The Roman Catholic Church should "seriously think" about allowing priests to marry, a senior Vatican official and advisor to Pope Francis said in an interview published on Sunday.
"This is probably the first time I'm saying it publicly and it will sound heretical to some people," Archbishop Charles Scicluna of Malta, who is also adjunct secretary in the Vatican's doctrinal office, told the Times of Malta.
Pope Francis has ruled out any chance that he would change the Roman Catholic rule requiring priests to be celibate. But it is not a formal doctrine of the Church and so it could be changed by a future pope.
A Vatican spokesman did not immediately respond to a request for comment.
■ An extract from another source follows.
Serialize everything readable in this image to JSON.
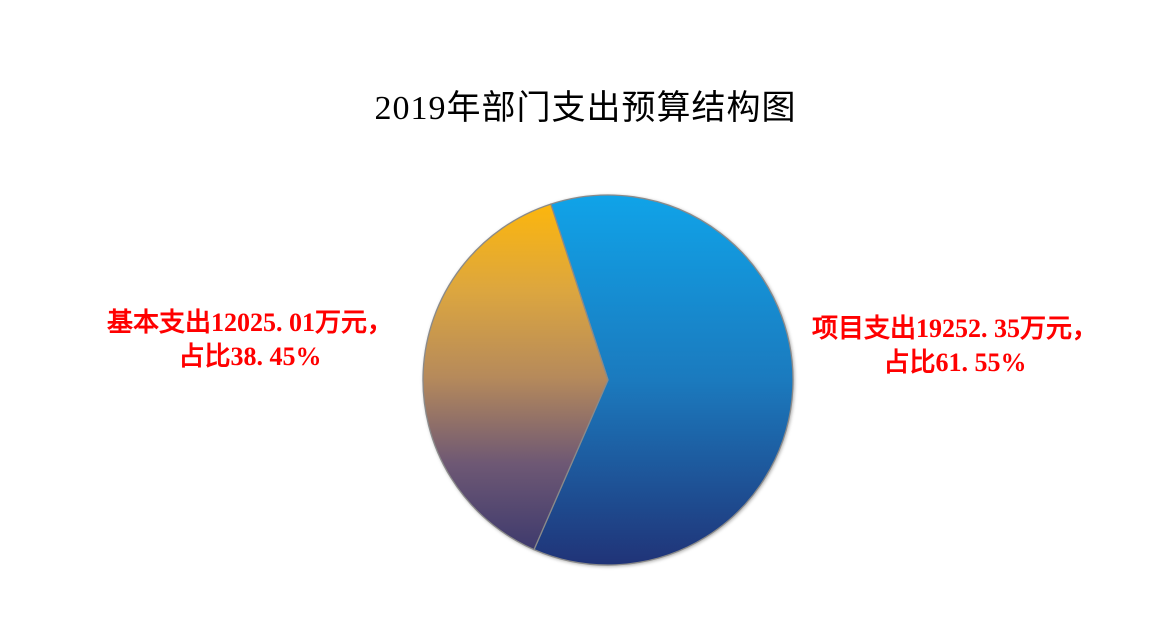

Scicluna, perhaps best known for his investigations of sexual abuse crimes, noted that priests were allowed to marry in the first millennium of the Church's history and that marriage is allowed today in the Eastern rite of the Catholic Church.
"If it were up to me, I would revise the requirement that priests have to be celibate," he said. "Experience has shown me that this is something we need to seriously think about."
Scicluna, 64, said the Church had "lost many great priests because they chose marriage".
He said "there is a place" for celibacy in the Church but that it also had to take into consideration that a priest sometimes falls in love. He then has to choose "between her and the priesthood and some priests cope with that by secretly engaging in sentimental relationships".